I often watched him plant corn. I'll never forget him having back trouble and not being able to straighten himself up standing before me hunched over in pain.. Then getting up onto his tractor, continuing on for hours and he sat in the tractor seat unable to sit upright but still driving his tractor as he concentrated on planting straight rows. He did this for days on end.

He wasn't afraid of anything. He had never backed down from a fight. And the last thing he was afraid of was death. He got emphysema. Smoked a lot for one thing and was born with bad lungs. During his last few years he would end up in the hospital every year or so as his family gathered around his bed side. He always told me he didn't want to die in a hospital.

Then one cold March morning I saw him for the last time lying out on the edge of a field a mile from where I lived. He had just shot himself with a twelve gauge. His oldest son, Stan, is my best friend. We had come out there together and stood sixty feet from his still form lying close to one of his fields he loved so much. Unwilling to come closer Stan and I threw our arms around each other and started sobbing.

He did not want to die in a hospital with people around him who didn't care and his family who did. He took himself out with his boots on-----a man--to the end. I can still see him going out that gray cold morning, parking his pickup not far from the road. Perhaps shivering a bit as for the last time his eyes took in the horizon and the sky, then lowering them to get one last look across the prairie.

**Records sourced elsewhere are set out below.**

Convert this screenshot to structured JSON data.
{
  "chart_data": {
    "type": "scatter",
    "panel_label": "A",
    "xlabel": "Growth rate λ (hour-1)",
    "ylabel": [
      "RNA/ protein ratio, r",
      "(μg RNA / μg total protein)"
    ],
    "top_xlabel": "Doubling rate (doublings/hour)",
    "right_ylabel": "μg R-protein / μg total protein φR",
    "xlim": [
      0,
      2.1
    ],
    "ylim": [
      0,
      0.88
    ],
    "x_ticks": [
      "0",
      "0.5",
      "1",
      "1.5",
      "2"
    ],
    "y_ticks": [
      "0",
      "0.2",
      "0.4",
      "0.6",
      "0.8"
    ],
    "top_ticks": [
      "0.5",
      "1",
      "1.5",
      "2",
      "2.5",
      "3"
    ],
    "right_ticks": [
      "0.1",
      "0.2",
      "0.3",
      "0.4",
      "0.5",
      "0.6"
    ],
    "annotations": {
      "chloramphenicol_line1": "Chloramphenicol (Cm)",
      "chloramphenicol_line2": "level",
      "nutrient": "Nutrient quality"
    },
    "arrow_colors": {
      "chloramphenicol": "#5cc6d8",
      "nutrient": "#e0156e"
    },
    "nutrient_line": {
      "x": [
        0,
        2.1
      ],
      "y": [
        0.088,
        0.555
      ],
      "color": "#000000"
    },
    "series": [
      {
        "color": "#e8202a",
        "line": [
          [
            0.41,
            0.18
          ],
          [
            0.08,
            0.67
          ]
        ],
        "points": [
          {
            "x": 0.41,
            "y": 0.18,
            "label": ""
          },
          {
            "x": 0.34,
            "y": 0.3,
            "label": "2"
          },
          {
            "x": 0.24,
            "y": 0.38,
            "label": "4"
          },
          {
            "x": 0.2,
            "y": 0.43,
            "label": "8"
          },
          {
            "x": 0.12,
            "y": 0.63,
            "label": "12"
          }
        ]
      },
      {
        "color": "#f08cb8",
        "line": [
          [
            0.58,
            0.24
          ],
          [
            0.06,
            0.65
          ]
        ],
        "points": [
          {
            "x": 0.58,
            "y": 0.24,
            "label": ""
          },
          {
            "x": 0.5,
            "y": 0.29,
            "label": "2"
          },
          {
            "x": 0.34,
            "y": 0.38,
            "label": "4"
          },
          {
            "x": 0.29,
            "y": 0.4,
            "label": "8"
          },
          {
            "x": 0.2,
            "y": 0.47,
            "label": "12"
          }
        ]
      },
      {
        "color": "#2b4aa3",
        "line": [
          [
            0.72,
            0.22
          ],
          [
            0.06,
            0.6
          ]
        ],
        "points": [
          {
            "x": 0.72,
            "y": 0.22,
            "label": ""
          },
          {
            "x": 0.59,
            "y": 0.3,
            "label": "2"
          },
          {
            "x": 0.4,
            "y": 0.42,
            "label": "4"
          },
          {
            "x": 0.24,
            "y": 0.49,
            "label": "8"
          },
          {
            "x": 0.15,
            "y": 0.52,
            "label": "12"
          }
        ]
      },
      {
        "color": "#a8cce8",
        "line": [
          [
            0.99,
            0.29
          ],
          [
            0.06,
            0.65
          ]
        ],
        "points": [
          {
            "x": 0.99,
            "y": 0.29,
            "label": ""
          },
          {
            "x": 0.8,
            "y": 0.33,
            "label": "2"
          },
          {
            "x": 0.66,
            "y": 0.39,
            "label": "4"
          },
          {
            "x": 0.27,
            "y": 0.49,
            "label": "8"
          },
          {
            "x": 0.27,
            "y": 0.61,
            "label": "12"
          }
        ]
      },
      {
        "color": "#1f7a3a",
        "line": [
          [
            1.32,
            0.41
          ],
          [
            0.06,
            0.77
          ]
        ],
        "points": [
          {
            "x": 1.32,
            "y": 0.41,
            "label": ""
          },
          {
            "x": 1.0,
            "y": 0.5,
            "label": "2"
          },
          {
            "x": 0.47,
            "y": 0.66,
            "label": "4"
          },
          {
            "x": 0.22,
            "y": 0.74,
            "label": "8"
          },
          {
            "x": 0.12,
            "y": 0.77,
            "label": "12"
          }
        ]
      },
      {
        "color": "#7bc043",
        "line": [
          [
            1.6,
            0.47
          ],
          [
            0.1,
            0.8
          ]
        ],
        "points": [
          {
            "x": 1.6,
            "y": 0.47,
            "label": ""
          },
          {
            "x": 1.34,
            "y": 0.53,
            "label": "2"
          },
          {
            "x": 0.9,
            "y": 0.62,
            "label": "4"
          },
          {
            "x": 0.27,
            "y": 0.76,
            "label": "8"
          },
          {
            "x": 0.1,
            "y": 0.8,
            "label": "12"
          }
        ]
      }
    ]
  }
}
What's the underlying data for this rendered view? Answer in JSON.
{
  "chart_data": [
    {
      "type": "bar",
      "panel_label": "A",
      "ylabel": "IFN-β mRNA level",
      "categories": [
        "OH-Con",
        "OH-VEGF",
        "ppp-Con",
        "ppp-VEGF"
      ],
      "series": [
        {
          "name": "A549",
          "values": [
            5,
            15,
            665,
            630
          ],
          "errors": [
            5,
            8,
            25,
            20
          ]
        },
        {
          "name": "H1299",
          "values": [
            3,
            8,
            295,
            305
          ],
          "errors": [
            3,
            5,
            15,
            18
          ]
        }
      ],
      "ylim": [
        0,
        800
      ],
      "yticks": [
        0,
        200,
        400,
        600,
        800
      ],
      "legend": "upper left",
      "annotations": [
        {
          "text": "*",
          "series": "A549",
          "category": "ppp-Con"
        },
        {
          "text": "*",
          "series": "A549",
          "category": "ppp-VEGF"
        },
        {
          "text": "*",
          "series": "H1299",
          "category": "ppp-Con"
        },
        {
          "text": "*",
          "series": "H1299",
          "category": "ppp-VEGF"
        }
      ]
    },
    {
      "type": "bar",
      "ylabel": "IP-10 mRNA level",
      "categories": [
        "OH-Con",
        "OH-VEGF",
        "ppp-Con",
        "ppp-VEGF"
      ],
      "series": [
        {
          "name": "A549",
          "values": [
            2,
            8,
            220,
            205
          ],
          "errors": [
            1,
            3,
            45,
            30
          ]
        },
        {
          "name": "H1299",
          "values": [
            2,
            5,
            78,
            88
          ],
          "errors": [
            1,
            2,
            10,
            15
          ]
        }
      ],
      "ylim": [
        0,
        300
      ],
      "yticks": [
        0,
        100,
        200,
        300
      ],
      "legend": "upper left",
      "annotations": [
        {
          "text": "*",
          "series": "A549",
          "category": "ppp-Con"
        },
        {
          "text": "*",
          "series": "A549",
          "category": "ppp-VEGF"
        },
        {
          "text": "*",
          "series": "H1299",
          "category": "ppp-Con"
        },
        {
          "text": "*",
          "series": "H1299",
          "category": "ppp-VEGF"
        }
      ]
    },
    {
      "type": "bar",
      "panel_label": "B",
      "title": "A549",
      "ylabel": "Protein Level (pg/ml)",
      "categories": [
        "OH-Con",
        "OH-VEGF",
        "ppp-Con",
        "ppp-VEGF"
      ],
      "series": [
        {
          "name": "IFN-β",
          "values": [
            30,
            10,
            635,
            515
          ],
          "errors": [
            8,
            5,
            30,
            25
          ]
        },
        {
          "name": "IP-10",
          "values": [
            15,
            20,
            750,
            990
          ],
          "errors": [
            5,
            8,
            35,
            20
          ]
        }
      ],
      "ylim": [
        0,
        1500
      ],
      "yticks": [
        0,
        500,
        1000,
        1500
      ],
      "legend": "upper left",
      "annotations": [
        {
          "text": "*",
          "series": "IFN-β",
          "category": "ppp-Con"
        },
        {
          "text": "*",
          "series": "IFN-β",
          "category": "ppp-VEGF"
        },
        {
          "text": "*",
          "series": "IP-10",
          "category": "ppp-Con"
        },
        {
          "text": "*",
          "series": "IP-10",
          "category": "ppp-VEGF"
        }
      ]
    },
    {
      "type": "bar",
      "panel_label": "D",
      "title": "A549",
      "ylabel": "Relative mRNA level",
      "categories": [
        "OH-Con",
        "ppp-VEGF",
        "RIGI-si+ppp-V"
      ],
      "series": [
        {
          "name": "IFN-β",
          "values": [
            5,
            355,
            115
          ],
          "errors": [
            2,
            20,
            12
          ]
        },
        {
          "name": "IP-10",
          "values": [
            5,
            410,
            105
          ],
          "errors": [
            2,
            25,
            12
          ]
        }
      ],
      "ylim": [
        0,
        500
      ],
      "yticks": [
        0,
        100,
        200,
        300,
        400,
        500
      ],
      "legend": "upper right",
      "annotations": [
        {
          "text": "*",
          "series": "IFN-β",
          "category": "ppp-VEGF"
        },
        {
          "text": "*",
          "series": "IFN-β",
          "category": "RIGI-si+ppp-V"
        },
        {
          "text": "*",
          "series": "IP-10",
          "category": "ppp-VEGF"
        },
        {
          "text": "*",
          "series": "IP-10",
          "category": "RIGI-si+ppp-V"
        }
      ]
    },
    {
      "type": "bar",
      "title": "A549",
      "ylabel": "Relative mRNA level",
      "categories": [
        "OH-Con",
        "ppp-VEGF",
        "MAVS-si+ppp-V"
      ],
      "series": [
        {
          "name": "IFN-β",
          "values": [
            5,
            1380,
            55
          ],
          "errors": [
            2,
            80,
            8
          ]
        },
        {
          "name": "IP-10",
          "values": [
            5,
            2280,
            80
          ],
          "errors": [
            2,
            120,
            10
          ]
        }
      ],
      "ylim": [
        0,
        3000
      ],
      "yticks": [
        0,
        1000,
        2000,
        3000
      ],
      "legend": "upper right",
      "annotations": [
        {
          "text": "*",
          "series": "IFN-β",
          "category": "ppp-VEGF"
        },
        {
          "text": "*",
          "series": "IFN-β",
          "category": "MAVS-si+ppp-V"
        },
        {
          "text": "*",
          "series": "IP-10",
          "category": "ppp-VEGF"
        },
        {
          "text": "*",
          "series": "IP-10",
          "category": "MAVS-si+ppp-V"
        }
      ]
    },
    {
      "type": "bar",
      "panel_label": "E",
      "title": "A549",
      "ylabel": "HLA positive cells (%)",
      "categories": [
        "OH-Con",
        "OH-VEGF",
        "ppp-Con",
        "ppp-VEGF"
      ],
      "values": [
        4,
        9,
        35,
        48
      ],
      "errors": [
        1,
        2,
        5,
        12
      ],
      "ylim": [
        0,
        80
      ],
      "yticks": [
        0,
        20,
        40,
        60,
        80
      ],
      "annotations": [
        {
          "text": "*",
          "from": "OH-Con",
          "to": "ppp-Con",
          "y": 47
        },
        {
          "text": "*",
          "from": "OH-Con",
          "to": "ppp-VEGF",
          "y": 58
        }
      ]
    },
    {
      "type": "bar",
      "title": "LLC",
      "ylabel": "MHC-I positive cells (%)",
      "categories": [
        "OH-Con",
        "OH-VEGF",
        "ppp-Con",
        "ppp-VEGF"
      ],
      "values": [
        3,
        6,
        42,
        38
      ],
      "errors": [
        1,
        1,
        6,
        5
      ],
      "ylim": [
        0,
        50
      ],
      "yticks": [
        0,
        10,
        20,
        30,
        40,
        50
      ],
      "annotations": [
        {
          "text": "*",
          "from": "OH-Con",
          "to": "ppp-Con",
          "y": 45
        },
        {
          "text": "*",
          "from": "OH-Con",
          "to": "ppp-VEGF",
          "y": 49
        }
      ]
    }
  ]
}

I had another friend who I knew only for a short time. He was the best friend of one of the big farmers around here and I was good friends with the youngest brother of the big farmer. We used to shoot together and several times we all shot together either at one of our farms or at a gun range. Bill was seventy and he was tall, his form straight and proud. Before I got to know him he owned an airplane and kept it at his farm. For a short time the two brothers, Bill, and I got into those Cowboy action shoots, using old style revolvers, shotguns and rifles like they had in the Old West. Cowboy Action shoots involve trick shooting and speed, not just accuracy and all the contestants go around in clothing like the men in the Old West wore over a hundred years ago.

There was a Cowboy Action shoot near Louisville, Kentucky. The two brothers couldn't go so Bob and I went, driving off together in his car, barely knowing each other. We were together for several days, drinking beer at night and shooting in the competition during the day and we had a a lot of time to talk. I still have pictures of us at that Cowboy Shoot.

A few months later I found out he was in the hospital dying of cancer. Sitting next to him in the Intensive Care Unit, we talked which was hard for him since he had a tube running down his nose. He never showed signs of pain and he never talked about himself. And never complained. He asked me how my dad was doing. Then he would ask me about my sisters and some of our friends. He was unselfish to the very center of his being.

Now as I contemplate life and death I envision ashes, dead bodies, and tombstones as a void--with not even a hint of what had been there before. Yet the soul remains----sometimes leaving devastation upon the living----bad memories and profound impact leaving some of the survivors crippled for life. But hopefully not. Then there are those--only a few--who leave lasting memories of what all of us were meant to be. Courageous and true--even to the end. We become, like the ashes of the departed become mixed with the soil and growing crops, part of the people who come after us.